Don’t be fooled by balanced budget amendment proposals
Last Thursday, Congress voted on a balanced budget amendment. This sham legislation is a phony attempt by members of the House to show they are fiscally responsible. Coming on the heels of recent budget-busting tax cuts and spending increases, the proposed balanced budget amendment could not be more hypocritical.
As our representatives fully-well know, to become law, a balanced budget amendment would have a very, very slim chance of ever garnering the required support from two-thirds of the members of both the House and the Senate and from three-quarters of U.S. states. The House vote, which was largely along party lines, was 233 for the proposed amendment and 184 against it. You can see how they voted at http://clerk.house.gov/evs/2018/roll138.xml.
At its best, the balanced budget proposal is simply grandstanding by members of Congress to deceive us into believing they are fiscally responsible. Admittedly, they can’t seem to keep their hands out of the government’s cookie jar, but it’s unlikely they would pass a law to keep that cookie jar out of their own reach.
At its worst, a balance budget amendment could have devastating consequences for the economy. There are times, such as during the Great Depression of the 1930s and the Great Recession of the late 2000s, when the government should outspend its revenues. During those times, increased government spending and tax cuts are needed to jump start the economy. As history shows, in the aftermath of the Great Depression, the economic potential of the U.S. was not fully realized until government spending for World War II provided a huge stimulus to the economy. Likewise, the Great Recession would have been much deeper and more prolonged without a significant increase in government spending to save the auto industry, the finance industry, and other sectors of the economy. In those times, government budget deficits provide sorely needed boosts to the economy.
Now is not one of those times.
Soaring deficits pose threats to economy
Also last week, the Congressional Budget Office released its budget and economic outlook for the next ten years. Not surprisingly, the government’s annual budget deficits and the national debt look worse than ever. The deficits and debt are growing faster than national income/gross domestic product. That’s bad news because it indicates our ability to repay the debt is falling. According to the CBO:
Federal debt is projected to be on a steadily rising trajectory throughout the coming decade. Debt held by the public, which has doubled in the past 10 years as a percentage of gross domestic product (GDP), approaches 100 percent of GDP by 2028 in CBO’s projections. That amount is far greater than the debt in any year since just after World War II.

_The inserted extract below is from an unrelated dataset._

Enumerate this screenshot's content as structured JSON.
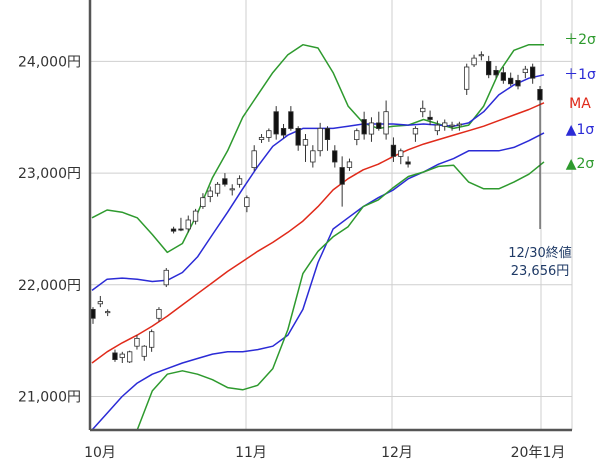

The CBO also blamed recent tax cuts and spending bills for the soaring budget deficits. The CBO report says “Projected deficits over the 2018-2027 period have increased markedly since June 2017 … The increase stems primarily from tax and spending legislation enacted since then.” As shown in the chart, the budget deficit is likely to exceed $1 trillion in 2020 and $1.5 trillion in 2028.
From 2018 to 2028, interest payments will consume an ever-larger portion of the federal budget and overtake spending on all other items except Social Security and Medicare. Other nasty side effects of the soaring debt are higher interest rates, which result in reduced growth in private-sector capital investment, productivity, and wages.
The CBO report warns “such high and rising debt would have serious negative consequences for the budget and the nation,” including:
Federal spending on interest payments on that debt would increase substantially, especially because interest rates are projected to rise over the next few years.
Because federal borrowing reduces total saving in the economy over time, the nation’s capital stock would ultimately be smaller, and productivity and total wages would be lower.
Lawmakers would have less flexibility to use tax and spending policies to respond to unexpected challenges.
The likelihood of a fiscal crisis in the United States would increase. There would be a greater risk that investors would become unwilling to finance the government’s borrowing unless they were compensated with very high interest rates; if that happened, interest rates on federal debt would rise suddenly and sharply.
The economy is now running at or near full employment, and output is at or near its full potential. Now is a time when the national debt as a percent of gross domestic product/national income should be reduced not increased. Unfortunately, Congress has squandered that opportunity.